If you call to report suspected child abuse or neglect, or to request assistance, you will initially speak with an intake worker or an Emergency Duty Worker. Based on the information gathered by the worker the matter may be investigated further, referred to another area of the agency or to another community service provider.
If the matter is a case of sexual abuse or serious physical abuse, the local police will be contacted prior to the investigation. In such cases, the worker and a police officer will jointly investigate the situation. The police will investigate the situation to determine if a criminal act has occurred. Throughout any investigation, our agency’s primary focus and responsibility is the safety and well being of the child.
In most instances we are able to work with the family and other community service providers to keep the child safe in the family home. We can provide a variety of supports to help the family overcome challenges they may be facing.
Note: There is a similar but distinct response process where community caregivers are involved. A community caregiver is any individual who has responsibility for a child or children, other than the parent or guardian. Examples may include teachers, coaches, substitute caregivers such as kinship care, babysitters and daycare providers.
Other reasons for Children’s Aid becoming involved
There are a number of other reasons that a Children’s Aid Society may become involved with a family.

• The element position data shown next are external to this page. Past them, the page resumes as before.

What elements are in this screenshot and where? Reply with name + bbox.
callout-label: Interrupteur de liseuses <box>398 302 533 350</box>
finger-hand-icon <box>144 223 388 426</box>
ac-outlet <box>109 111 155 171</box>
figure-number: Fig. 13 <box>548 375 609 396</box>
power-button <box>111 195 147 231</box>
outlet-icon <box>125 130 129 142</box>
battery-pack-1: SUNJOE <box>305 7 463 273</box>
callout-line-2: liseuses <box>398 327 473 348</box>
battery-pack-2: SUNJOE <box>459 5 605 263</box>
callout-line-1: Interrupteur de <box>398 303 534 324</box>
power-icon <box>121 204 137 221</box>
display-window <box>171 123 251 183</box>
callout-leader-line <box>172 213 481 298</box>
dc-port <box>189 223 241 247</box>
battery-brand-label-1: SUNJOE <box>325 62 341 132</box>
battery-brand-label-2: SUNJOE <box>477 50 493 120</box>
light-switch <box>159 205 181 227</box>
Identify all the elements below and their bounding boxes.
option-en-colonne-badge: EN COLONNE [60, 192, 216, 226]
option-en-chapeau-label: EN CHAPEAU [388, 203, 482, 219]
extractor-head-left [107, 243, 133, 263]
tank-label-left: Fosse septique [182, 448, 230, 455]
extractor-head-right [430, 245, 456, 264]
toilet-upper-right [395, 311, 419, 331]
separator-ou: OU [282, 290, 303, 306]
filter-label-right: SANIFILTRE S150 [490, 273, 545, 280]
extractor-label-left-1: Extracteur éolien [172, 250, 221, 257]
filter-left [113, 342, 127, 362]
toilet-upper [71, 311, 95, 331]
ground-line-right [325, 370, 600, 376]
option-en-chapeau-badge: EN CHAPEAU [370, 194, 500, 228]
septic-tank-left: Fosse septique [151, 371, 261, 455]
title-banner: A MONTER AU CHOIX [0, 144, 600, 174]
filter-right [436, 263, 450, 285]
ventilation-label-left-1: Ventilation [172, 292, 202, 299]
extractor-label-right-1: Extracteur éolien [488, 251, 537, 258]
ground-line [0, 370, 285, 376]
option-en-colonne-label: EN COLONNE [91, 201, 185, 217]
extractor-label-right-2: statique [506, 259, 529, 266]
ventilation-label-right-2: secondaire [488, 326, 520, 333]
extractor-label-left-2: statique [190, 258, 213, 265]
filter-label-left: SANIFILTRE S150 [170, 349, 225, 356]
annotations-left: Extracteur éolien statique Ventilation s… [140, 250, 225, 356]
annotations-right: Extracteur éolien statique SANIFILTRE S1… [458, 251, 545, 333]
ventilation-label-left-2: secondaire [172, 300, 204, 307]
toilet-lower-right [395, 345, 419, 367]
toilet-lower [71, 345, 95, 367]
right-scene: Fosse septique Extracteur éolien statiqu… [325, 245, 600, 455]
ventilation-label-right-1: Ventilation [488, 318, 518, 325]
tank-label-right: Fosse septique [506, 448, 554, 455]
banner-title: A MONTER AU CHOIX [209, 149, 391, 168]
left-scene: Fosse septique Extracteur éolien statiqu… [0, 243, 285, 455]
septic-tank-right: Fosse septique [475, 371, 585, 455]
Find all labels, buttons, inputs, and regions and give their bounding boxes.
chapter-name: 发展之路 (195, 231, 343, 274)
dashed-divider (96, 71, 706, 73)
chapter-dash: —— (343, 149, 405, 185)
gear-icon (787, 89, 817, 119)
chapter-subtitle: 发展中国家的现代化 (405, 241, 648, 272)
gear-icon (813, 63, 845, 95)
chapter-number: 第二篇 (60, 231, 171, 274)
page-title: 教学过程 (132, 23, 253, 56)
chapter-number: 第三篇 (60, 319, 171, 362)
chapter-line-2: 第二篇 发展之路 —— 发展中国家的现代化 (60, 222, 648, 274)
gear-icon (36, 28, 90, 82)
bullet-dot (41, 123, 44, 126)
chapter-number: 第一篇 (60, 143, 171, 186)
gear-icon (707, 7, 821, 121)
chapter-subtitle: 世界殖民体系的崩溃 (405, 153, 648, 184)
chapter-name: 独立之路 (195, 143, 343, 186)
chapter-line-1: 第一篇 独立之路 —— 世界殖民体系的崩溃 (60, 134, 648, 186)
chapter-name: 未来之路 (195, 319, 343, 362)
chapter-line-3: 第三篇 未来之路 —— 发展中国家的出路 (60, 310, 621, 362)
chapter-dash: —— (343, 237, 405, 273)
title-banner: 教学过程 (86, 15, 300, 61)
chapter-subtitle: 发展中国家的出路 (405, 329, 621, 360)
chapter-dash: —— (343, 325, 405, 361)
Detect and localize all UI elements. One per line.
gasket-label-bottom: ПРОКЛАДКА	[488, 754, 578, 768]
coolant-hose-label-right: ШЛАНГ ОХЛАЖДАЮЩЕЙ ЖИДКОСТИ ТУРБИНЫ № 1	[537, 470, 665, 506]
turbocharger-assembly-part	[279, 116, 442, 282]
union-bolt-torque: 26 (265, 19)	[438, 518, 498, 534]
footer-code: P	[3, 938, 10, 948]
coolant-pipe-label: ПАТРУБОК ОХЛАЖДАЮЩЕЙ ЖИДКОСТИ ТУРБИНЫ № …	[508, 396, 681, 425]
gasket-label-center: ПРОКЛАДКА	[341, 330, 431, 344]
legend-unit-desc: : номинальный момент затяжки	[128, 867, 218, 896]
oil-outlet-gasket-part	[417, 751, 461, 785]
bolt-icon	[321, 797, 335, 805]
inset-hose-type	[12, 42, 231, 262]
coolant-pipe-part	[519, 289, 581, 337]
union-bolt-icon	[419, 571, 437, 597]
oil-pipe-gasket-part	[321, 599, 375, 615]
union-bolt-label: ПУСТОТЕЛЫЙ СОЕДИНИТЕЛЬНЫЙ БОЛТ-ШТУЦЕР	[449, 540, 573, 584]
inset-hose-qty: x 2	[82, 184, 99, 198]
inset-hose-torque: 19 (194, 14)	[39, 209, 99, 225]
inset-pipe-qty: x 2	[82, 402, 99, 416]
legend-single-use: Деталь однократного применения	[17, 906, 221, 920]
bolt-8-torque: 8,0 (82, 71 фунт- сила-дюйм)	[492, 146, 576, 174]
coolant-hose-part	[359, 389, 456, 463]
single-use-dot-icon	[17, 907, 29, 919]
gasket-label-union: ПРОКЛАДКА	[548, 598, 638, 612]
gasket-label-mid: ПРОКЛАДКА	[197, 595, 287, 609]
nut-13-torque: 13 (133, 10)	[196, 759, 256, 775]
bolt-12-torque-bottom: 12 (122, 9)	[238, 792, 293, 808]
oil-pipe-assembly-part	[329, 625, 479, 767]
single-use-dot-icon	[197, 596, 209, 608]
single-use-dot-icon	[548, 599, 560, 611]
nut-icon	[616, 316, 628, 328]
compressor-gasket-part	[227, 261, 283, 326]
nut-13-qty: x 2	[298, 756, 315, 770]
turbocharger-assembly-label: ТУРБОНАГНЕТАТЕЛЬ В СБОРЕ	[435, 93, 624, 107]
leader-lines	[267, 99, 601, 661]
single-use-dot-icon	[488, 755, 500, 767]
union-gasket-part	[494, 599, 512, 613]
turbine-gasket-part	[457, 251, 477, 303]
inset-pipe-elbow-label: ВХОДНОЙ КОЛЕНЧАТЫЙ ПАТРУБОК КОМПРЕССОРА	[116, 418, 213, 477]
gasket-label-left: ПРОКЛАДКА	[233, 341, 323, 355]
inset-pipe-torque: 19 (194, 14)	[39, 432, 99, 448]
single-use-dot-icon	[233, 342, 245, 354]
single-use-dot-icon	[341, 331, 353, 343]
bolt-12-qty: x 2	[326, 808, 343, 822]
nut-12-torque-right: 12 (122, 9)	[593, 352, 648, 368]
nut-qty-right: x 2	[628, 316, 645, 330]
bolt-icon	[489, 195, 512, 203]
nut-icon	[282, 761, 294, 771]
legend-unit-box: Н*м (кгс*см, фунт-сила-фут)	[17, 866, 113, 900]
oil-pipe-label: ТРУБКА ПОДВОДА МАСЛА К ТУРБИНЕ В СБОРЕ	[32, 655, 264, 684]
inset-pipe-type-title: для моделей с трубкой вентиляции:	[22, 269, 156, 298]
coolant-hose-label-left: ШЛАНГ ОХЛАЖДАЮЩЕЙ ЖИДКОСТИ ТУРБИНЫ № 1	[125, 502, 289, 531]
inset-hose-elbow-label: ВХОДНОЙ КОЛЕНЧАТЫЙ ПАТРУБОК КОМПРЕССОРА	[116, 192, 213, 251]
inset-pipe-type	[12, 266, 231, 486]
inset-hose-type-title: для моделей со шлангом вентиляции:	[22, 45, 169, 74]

Some examples of these situations include:
- domestic violence
- substance abuse by the caregiver
- mental health problems of the caregiver
- abandonment of a child
- caregiver lacks the necessary skills to parent a child
- child suffers from severe depression or developmental delays and the caregiver is unable to meet the child’s needs
- a pregnant woman facing challenges and needing assistance to ensure proper prenatal care
In some cases, caregivers themselves contact the Children’s Aid Society for help if they are having difficulty properly caring for their child.